Unfortunately, though, Iran’s hopes of returning to the nuclear deal and reviving its economy already appear in jeopardy. President Biden has declared that he is open to returning to the nuclear deal, but only if Tehran ceases its production of uranium. Yes, the country has enriched much more uranium than allotted under the deal, but one must remember the U.S. was the first to break the deal, back in 2018. Iranian Supreme Leader Ali Khamenei expressed willingness to return to compliance with the deal, but only if Washington acts first by lifting sanctions. Foreign Minister Mohammad Javad Zarif warned Biden on Feb. 8 that he can either take such action and help restore peace or “build on [Trump’s] failures” and “bring further failure.”

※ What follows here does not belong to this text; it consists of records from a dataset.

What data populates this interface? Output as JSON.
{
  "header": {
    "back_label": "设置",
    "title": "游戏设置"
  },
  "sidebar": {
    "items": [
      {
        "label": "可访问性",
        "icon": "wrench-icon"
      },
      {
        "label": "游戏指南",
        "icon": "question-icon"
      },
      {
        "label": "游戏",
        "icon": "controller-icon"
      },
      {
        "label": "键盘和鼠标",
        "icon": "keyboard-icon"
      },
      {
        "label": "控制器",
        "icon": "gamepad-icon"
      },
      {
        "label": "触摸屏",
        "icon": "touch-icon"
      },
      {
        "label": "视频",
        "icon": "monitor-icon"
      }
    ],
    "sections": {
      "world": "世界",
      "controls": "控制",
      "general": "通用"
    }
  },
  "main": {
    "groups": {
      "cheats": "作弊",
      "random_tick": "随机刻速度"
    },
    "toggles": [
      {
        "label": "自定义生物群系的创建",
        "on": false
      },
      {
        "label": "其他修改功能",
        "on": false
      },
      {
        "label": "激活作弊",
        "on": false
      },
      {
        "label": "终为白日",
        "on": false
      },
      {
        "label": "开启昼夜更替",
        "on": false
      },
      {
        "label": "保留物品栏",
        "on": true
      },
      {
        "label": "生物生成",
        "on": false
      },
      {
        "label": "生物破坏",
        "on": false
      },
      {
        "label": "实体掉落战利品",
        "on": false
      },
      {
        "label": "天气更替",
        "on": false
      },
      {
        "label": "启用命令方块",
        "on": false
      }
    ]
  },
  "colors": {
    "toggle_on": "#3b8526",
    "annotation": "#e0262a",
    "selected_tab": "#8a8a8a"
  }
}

But Tehran’s manufacturing of uranium unravels another strong argument against U.S. sanctions: they never met their goal of curbing Iran’s nuclear program. In fact, these sanctions, combined with the killing of the nuclear scientist, likely motivated Tehran to further increase its program. Intelligence Minister Mahmoud Alavi admonished that the Islamic Republic may consider building its first nuclear weapon, significantly increasing the potential for war and complicating the road to de-escalation and peace, unless Biden swiftly revokes U.S. sanctions. 

This situation is a bit like police chases: when the cops stop a driver who is not wanted for a crime, the driver usually pulls over and the stop goes peacefully. But motorists who are wanted for a serious violation of the law often flee, sometimes causing further havoc in the form of violent collisions. This behavior is similar to Iran working towards obtaining a nuclear weapon after the U.S. took away its incentive to abide by the deal in the form of sanctions. Both the fleeing driver and Tehran are in a “nothing-to-lose” scenario where they have little to risk by fighting back and not following the rules.

To return the U.S. and Iran to the nuclear deal and help reduce tensions, Biden must take the first step and immediately lift the sanctions on Tehran. In the three years since former President Trump imposed them, the people of Iran have suffered senseless economic devastation and poverty, in the midst of the COVID-19 pandemic. They have also experienced other collective traumas at the hands of Trump, including the murder of their top general. As for the nuclear program itself, Iran has only gained extra motivation to expand it, which Tehran was able to do in spite of U.S. sanctions. If the sanctions are removed, then Iran will once again have the incentive to return its program to compliance with the nuclear deal. But that will only happen if Biden acts first and acts now.